Она читает и плачет. Она стоит под лампой и держит мамино письмецо, исписанное большими печатными буквами. Буквы двоятся, троятся, сияют…
— Ой, мама, ой, мамочка! — плачет Ляля.
И мама сейчас же ей отвечает большими печатными буквами: «Моя дорогая девочка, ласточка, Ляленька…»
А дальше Ляля не может читать от слёз.
На следующее утро Ляля просыпается оттого, что кто-то на неё смотрит.
Это бабушка.
— Анюта, — говорит шёпотом бабушка, — ты что ж девчонские волоски не чешешь? Гляди, все волосы посбивались. Это что ж, косы, чтой ли, будем выстригать? От матери стыдно. Да и волосёнки-то жаль: гляди, какие мягонькие…
Ляля уверена в том, что бабушке никогда, никого и ничего не бывает жаль.
Она притворяется, что крепко спит.
«Не подлизывайся! Убегу, всё равно убегу, — уткнувшись лицом в подушку, думает Ляля. — Мой папа напишет тебе письмо и спросит, куда ты меня задевала… «Ой, матушка, напишет, уморила ты нашего первенца!»
На голову Ляле осторожно ложится большая бабушкина рука. Рука разглаживает потихоньку Лялины волосы. Потом останавливается, замирает…
Бабушка стоит над Лялиной кроваткой, переступая с ноги на ногу. Потом она шарит в комоде, достаёт высокие резиновые сапоги…
Босая, чтоб не шуметь и не будить Лялю, подхватив сапоги под мышку, бабушка выходит на улицу.
— Никак не спится, мой голубок? — говорит, наклонившись над Лялей, тётя Сватья.
Ляля садится в кровати и смотрит в окошко.
Небо в окошке совсем серое. Накрапывает дождик.
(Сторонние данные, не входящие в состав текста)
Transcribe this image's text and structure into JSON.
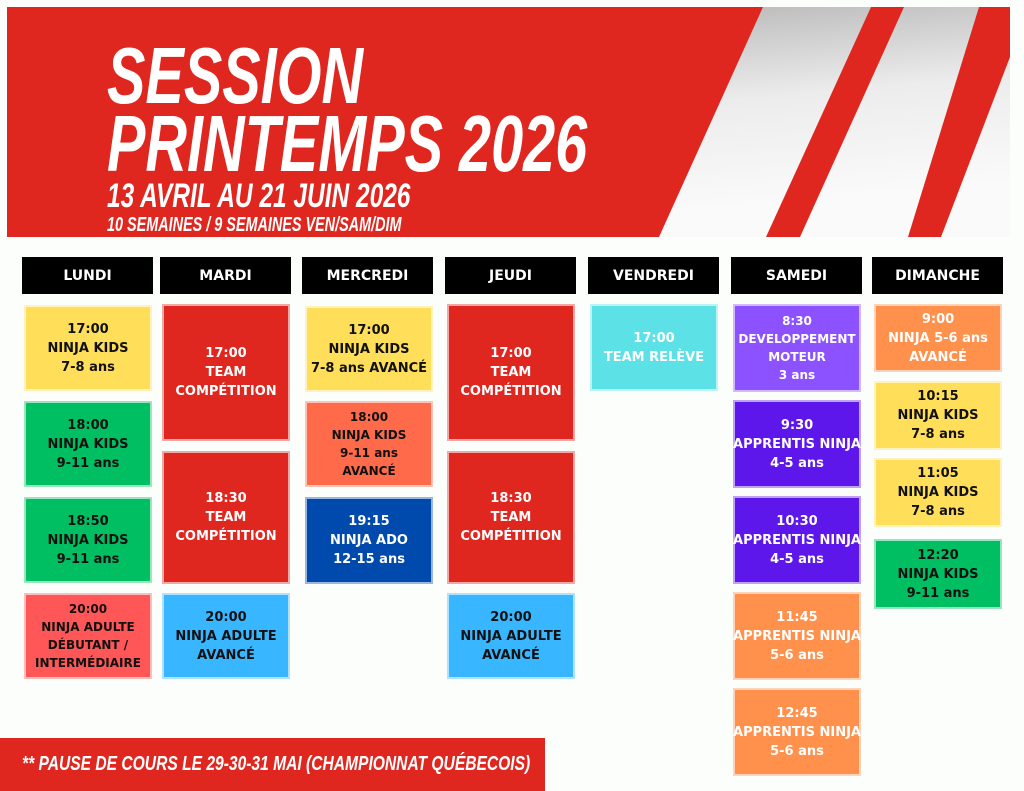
{
  "header": {
    "title_line1": "SESSION",
    "title_line2": "PRINTEMPS 2026",
    "dates": "13 AVRIL AU 21 JUIN 2026",
    "weeks": "10 SEMAINES  / 9 SEMAINES VEN/SAM/DIM"
  },
  "colors": {
    "brand_red": "#df2720",
    "yellow": "#ffde59",
    "green": "#00bf63",
    "coral": "#ff5757",
    "light_blue": "#38b6ff",
    "orange_red": "#ff6a4a",
    "dark_blue": "#004aad",
    "cyan": "#5ce1e6",
    "lavender": "#8c52ff",
    "violet": "#5e17eb",
    "orange": "#ff914d"
  },
  "days": [
    {
      "label": "LUNDI",
      "classes": [
        {
          "lines": [
            "17:00",
            "NINJA KIDS",
            "7-8 ans"
          ]
        },
        {
          "lines": [
            "18:00",
            "NINJA KIDS",
            "9-11 ans"
          ]
        },
        {
          "lines": [
            "18:50",
            "NINJA KIDS",
            "9-11 ans"
          ]
        },
        {
          "lines": [
            "20:00",
            "NINJA ADULTE",
            "DÉBUTANT /",
            "INTERMÉDIAIRE"
          ]
        }
      ]
    },
    {
      "label": "MARDI",
      "classes": [
        {
          "lines": [
            "17:00",
            "TEAM",
            "COMPÉTITION"
          ]
        },
        {
          "lines": [
            "18:30",
            "TEAM",
            "COMPÉTITION"
          ]
        },
        {
          "lines": [
            "20:00",
            "NINJA ADULTE",
            "AVANCÉ"
          ]
        }
      ]
    },
    {
      "label": "MERCREDI",
      "classes": [
        {
          "lines": [
            "17:00",
            "NINJA KIDS",
            "7-8 ans AVANCÉ"
          ]
        },
        {
          "lines": [
            "18:00",
            "NINJA KIDS",
            "9-11 ans",
            "AVANCÉ"
          ]
        },
        {
          "lines": [
            "19:15",
            "NINJA ADO",
            "12-15 ans"
          ]
        }
      ]
    },
    {
      "label": "JEUDI",
      "classes": [
        {
          "lines": [
            "17:00",
            "TEAM",
            "COMPÉTITION"
          ]
        },
        {
          "lines": [
            "18:30",
            "TEAM",
            "COMPÉTITION"
          ]
        },
        {
          "lines": [
            "20:00",
            "NINJA ADULTE",
            "AVANCÉ"
          ]
        }
      ]
    },
    {
      "label": "VENDREDI",
      "classes": [
        {
          "lines": [
            "17:00",
            "TEAM RELÈVE"
          ]
        }
      ]
    },
    {
      "label": "SAMEDI",
      "classes": [
        {
          "lines": [
            "8:30",
            "DEVELOPPEMENT",
            "MOTEUR",
            "3 ans"
          ]
        },
        {
          "lines": [
            "9:30",
            "APPRENTIS NINJA",
            "4-5 ans"
          ]
        },
        {
          "lines": [
            "10:30",
            "APPRENTIS NINJA",
            "4-5 ans"
          ]
        },
        {
          "lines": [
            "11:45",
            "APPRENTIS NINJA",
            "5-6 ans"
          ]
        },
        {
          "lines": [
            "12:45",
            "APPRENTIS NINJA",
            "5-6 ans"
          ]
        }
      ]
    },
    {
      "label": "DIMANCHE",
      "classes": [
        {
          "lines": [
            "9:00",
            "NINJA 5-6 ans",
            "AVANCÉ"
          ]
        },
        {
          "lines": [
            "10:15",
            "NINJA KIDS",
            "7-8 ans"
          ]
        },
        {
          "lines": [
            "11:05",
            "NINJA KIDS",
            "7-8 ans"
          ]
        },
        {
          "lines": [
            "12:20",
            "NINJA KIDS",
            "9-11 ans"
          ]
        }
      ]
    }
  ],
  "footer": {
    "note": "** PAUSE DE COURS LE 29-30-31 MAI (CHAMPIONNAT QUÉBECOIS)"
  }
}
— Вставай, детка, испей сметанки, — говорит тётя Сватья, расчёсывает Ляле косы густым гребешком и выносит откуда-то новые тапочки и жёсткое серое пальтишко.
«Вот он какой — полупальтик», — думает Ляля и надевает полупальтик и широкие новые тапочки. Рукава у полупальтика длинные.
— Ничего, — объясняет Сватья. — Подрастёшь — и будет в самую пору. Бабушка на рост набирала. Хорош!
Ляля оглядывается и не узнаёт себя в этом жёстком сером пальтишке.
Она идёт во двор и зовёт Тузика.
Но Тузик тоже не узнаёт Лялю. Он залез в будку и прячется от дождика.
Ляля смотрит вверх, на сливовое дерево. Сверху, с листьев, на лицо и плечи падают тяжёлые капли. Пальтишко намокает.
Ляля идёт в дом, садится у окошка и смотрит на улицу.
Она смотрит и видит, что море будто шагнуло вверх, хочет перепрыгнуть через скалу и разлиться по улице. Она слышит, как хлопают в доме ставни. Видит, что всё кругом превратилось в дождик, в текучие ручьи и широкие, подёрнутые рябью лужи. Жестяные бадейки во дворах переполнились водой. Намокли, потемнели крыши, поникли от воды деревья.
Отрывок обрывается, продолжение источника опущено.